Le millésime 2023 s’annonce très bon et les étapes des assemblages furent simples, pas loin de l’évidence à quelques débats près, assez vite tranchés. Des vendanges « fulgurantes », selon Vincent Labergère, le directeur général. « On n'aura jamais vendangé aussi tôt, ni terminé aussi tôt, ni mobilisé autant de vendangeurs pour pouvoir cueillir dans les délais. » Quatorze lots produits, c’est peu, identifiés non pas par parcelle mais par date de vendange.
Premier tri et constitution d’une base
Avant cette séance, les premiers assemblages des liquoreux avaient pour objectif d’identifier trois groupes. D’abord les lots incontournables pour le premier vin afin de constituer ce qu’on appellera « la base ». Ce seront les lots 9 à 13. Le cœur du dispositif. Puis les lots intermédiaires, ceux pour lesquels on ne sait pas encore s’ils vont aller dans le premier ou le second vin. Et enfin, ceux dont on sait d’emblée qu’ils iront dans le deuxième vin. Ce travail fait, pour constituer le premier vin, il convient de nuancer et d’essayer de se rapprocher de ce qui fait l’identité du vin de Rayne Vigneau. Il faut aussi regoûter certains lots car les vins évoluent entre deux dégustations : ils viennent d’être soutirés, ou commencent leur élevage, ou viennent d’être collés. Des opérations qui « secouent les vins » nous dit Henri Boyer, l’œnologue d’Oenoconseil. Mais surtout, la base, ce cœur du meilleur, n’est pas tout, et dans le cas du 2023, la dégustation à l’aveugle de trois échantillons le démontrera.

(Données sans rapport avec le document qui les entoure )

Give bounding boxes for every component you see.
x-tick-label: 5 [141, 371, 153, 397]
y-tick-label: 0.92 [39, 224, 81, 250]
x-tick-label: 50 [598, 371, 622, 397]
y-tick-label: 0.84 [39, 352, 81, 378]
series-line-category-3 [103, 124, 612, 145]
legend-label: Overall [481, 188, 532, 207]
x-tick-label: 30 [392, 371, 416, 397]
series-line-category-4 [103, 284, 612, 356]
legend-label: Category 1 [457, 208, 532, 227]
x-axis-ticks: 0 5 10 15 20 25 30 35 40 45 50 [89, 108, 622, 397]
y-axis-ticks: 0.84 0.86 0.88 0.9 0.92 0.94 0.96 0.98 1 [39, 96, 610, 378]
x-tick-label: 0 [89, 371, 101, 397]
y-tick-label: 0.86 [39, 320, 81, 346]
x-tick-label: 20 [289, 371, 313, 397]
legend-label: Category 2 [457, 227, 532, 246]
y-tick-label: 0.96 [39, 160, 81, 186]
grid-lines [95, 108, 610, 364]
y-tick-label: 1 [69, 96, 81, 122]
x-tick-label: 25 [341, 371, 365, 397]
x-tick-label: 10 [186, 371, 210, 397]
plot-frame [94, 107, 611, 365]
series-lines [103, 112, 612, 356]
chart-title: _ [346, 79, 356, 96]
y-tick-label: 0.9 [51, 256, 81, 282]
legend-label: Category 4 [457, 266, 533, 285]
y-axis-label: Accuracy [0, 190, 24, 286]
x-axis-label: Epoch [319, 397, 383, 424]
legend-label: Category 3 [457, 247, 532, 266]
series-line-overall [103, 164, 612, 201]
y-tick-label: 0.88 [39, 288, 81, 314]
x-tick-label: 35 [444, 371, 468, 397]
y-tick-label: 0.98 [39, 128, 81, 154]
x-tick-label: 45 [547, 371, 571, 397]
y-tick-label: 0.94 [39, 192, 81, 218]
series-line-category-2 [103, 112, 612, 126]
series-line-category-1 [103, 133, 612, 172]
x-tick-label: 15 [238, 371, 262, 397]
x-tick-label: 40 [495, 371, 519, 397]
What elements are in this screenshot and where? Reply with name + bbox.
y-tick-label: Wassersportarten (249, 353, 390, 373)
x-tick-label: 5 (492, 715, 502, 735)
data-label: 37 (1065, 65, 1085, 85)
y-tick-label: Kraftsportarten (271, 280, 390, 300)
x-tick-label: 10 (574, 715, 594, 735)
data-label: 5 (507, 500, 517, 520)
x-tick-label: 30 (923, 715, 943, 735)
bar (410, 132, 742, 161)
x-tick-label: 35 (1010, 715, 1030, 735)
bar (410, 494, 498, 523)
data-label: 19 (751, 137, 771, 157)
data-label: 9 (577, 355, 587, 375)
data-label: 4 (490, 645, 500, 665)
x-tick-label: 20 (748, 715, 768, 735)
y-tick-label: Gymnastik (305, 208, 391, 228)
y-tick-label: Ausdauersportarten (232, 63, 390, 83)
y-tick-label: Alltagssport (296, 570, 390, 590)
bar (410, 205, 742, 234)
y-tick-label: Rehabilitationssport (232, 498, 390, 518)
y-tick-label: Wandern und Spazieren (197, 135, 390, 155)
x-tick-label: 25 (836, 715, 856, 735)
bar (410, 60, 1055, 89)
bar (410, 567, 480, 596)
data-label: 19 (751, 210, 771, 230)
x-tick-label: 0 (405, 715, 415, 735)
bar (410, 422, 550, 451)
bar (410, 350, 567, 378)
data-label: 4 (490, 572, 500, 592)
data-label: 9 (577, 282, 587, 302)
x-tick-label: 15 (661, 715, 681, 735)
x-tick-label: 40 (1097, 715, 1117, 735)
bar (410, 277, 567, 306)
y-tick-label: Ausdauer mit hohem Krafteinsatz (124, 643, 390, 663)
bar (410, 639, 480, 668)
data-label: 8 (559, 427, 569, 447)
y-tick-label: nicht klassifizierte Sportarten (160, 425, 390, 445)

Des lots intermédiaires dont le rôle est prépondérant
Seul Yannick Luiz, l’assistant maître de chai, sait de quoi sont composées ces trois bouteilles numérotées 1, 2 et 3. Un silence de cathédrale qui dure deux bonnes minutes règne pendant la dégustation des trois vins. Puis le silence se rompt. Henri Boyer se lance : « J’aime bien le 3, parce que je trouve qu’il a un peu plus d’éclat. Je pense que ce n’est pas le plus riche mais il est harmonieux et se rapproche du style Rayne Vigneau alors que pour les deux autres lots, on a un petit excès de concentration, de liqueur, bien que les amers soient présents. » « Harmonieux pour le 3, oui, c’est ce que j’ai noté », confirme Vincent Labergère. En deuxième position ? « Le 2 » complète Henri Boyer. « Il manque quelque chose au 1 », commente Guillaume Rateau, le directeur technique. « Le 3 est harmonieux et rassurant, il a une tension assez linéaire, le 2 a une fluidité qui est plus importante mais il a un côté collant », ajoute Vincent Labergère. Mais que sont ces lots, et surtout ce 1 qui n’a pas eu la préférence ? Le verdict tombe. Le lot 3, celui qui a les suffrages des quatre membres, est un assemblage fait de la base et des lots 8 et 14, deux lots intermédiaires. Le lot 2 est un assemblage des lots 8 et 14, sans base. Le lot 1, celui qui a été le moins aimé est… la base faite avec « les lots incontournables de 8 à 13 ».
Explications
Henri Boyer donne un éclairage. Pourquoi cette base ne suffit pas à elle seule pour le premier vin Rayne Vigneau alors qu’elle a été choisie ? « La base est opulente, mais présente des défauts d’harmonie, a un peu trop de liqueur, et est sans doute trop démonstrative. Il y a l’acidité, mais, il fallait l’ouvrir et lui donner de l’harmonie. » Nous savons que les lots intermédiaires, parfois appelés « lots médecins », fonctionnent bien dans la complémentarité. Ce sont eux qui apportent, parfois à faible proportion, ce qui manque à la base. La base est un peu « too much » et pour trouver le style Rayne Vigneau « on a besoin d’acidité, d’amertume et la salinité » – une trilogie chère à Vincent Labergère – que les lots intermédiaires sont susceptibles d’amener. Des révélateurs en quelque sorte qui fonctionnent dans une alchimie un peu mystérieuse.
C’est ainsi que le vin de Rayne Vigneau, 1er cru classé en 1855, se construit pas à pas, en respectant le temps du vin, en essayant de se projeter sur son futur, et en obéissant à des règles qui ont un peu leur part de mystère mais que la compétence des dégustateurs permet d’appliquer avec succès.